To regenerate the system from the source, should you wish to do so:

 
./run-make-tangle.sh clean 
cp graphein-tonotangle.xsl-illiterate graphein-tonotangle.xsl 
cp run-saxon.sh-illiterate run-saxon.sh 
./run-saxon.sh literate-programming.tei > literate-programming.nw 
notangle -t8 -Rmakefile-tangle literate-programming.nw > makefile-tangle 
notangle -t8 -Rrun-make-tangle.sh literate-programming.nw > run-make-tangle.sh 
notangle -t8 -Rrun-make-weave.sh literate-programming.nw > run-make-weave.sh 
notangle -t8 -Rrun-make-weave-and-tangle.sh literate-programming.nw > run-make-weave-and-tangle.sh 
chmod +x run-make-*.sh 
./run-make-weave-and-tangle.sh 

This requires most of the full complement of graphein tools (described elsewhere), including: an XSLT processor (Saxon, here), the XML Commons Resolver (installed and configured), the TEI P5, xmllint , Noweb ( notangle only), GNU make , bash , and Awk.

To use the system, copy these components (and the components use for weaving) into the " new-static-files " subdirectory of the root directory of the graphein hierarchy.

1.9. Quick Summary of gMLP Coding

A. To declare a code chunk in a graphein TEI source file:

 
<ab type="code-chunk" xml:id="CodeChunksOwnNameHere"> 
Code chunk here 
</ab> 

B. (Note) No asterisk for default code chunk name.

C. To declare, in a graphein TEI source file, a link between code chunks:

 
<seg type="code-chunk-ref">CodeChunkReferredToNameHere</seg> 

D. To declare a code chunk which is defined in an XML "SYSTEM" entity (in a separate file):

 
<!DOCTYPE TEI PUBLIC "-//TEI P5//DTD Main Document Type//EN" "tei.dtd" [ 
... regular entity declarations here ... 

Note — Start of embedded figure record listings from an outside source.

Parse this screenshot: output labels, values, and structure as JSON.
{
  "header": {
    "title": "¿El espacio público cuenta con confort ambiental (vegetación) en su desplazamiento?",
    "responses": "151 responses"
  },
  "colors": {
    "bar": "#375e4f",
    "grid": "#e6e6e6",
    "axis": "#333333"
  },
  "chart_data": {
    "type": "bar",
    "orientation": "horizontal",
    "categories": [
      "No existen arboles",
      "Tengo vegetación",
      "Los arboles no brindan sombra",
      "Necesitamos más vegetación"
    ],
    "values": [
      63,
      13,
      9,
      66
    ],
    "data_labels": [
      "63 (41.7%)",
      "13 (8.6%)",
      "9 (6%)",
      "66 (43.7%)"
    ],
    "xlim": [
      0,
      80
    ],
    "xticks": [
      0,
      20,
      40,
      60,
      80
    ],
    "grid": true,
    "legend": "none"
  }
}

<!ENTITY EntityName SYSTEM "FileName.tei-entity"> 
]> 

D.1. To show (weave) and use (tangle) it:

 
&EntityName; 

D.2. To show (weave) but not use (tangle) it:

 
<ab type="do-not-tangle"> 
&EntityName; 
<ab> 

E. Using less-than and greater-than signs in gMLP source files:

E.1. Desired in output: < - code &lt; in input.

E.2. Desired in output: &lt; - code &amp;lt; in input.